Patterns. That was what it came down to. There were two separate time lines I was dealing with. What had happened in my first trip from 1982 to 1999 and what was happening in my second trip. When I'd first come over it had seemed so simple. Everything was new, everything was fresh. I had not really believed at all that I would have to worry about the way things had turned out in my first life. But now, after all the things that had happened, I was seeing definite patterns between the two time lines. Though some things had changed I was seeing a definite tendency for things, people especially, to drift into the patterns that had apparently been set for them. As for who or what had set those patterns, I knew not and I cared not. I was only concerned with the question of whether or not the patterns were tendencies or absolute.
Mike. In my previous life he'd gone to independent study and dropped out of school. He'd joined the Air Force a few years later and the few times I heard from him after that he'd seemed to like his job as missile technician in Wyoming.

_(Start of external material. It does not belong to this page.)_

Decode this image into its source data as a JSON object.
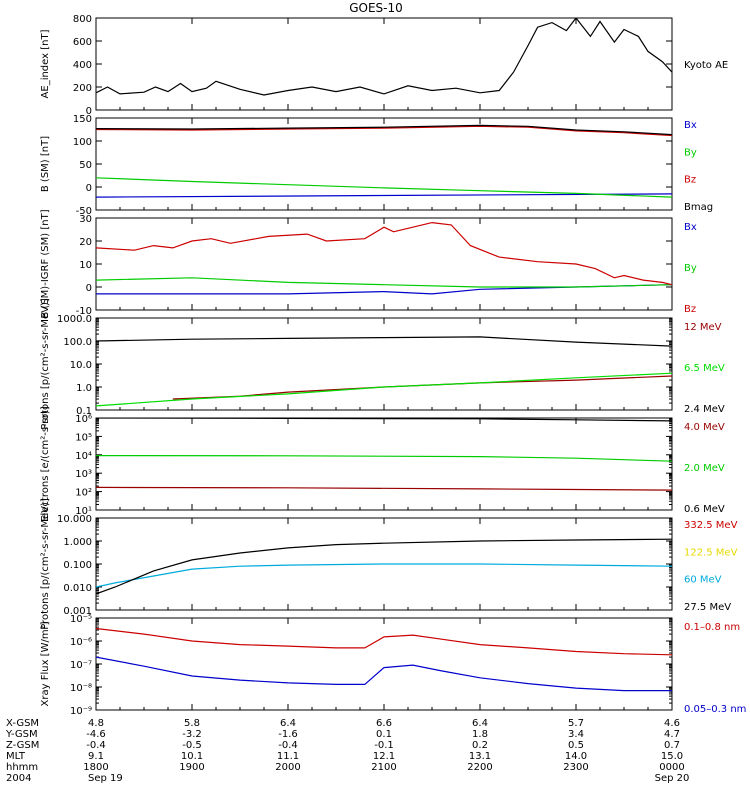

However he was discovered to have marijuana in his system after a random drug test and given a choice between an Article 15 or a dishonorable discharge without criminal complaint, he chose the discharge. In this time line I'd successfully steered him off of that path at it's beginning and onto a different one, that of a firefighter. I'd kept him in high school longer than he had been previously and I'd honestly thought that I'd changed his destiny. But then he was caught using marijuana at the fire station. He was thrown out of ROP and was now planning to re-enter independent study. He'd steered himself right back into the other path with only two days worth of effort. Was he now committed to that path? Was there no way for me to steer him back again? Was it pointless to even try?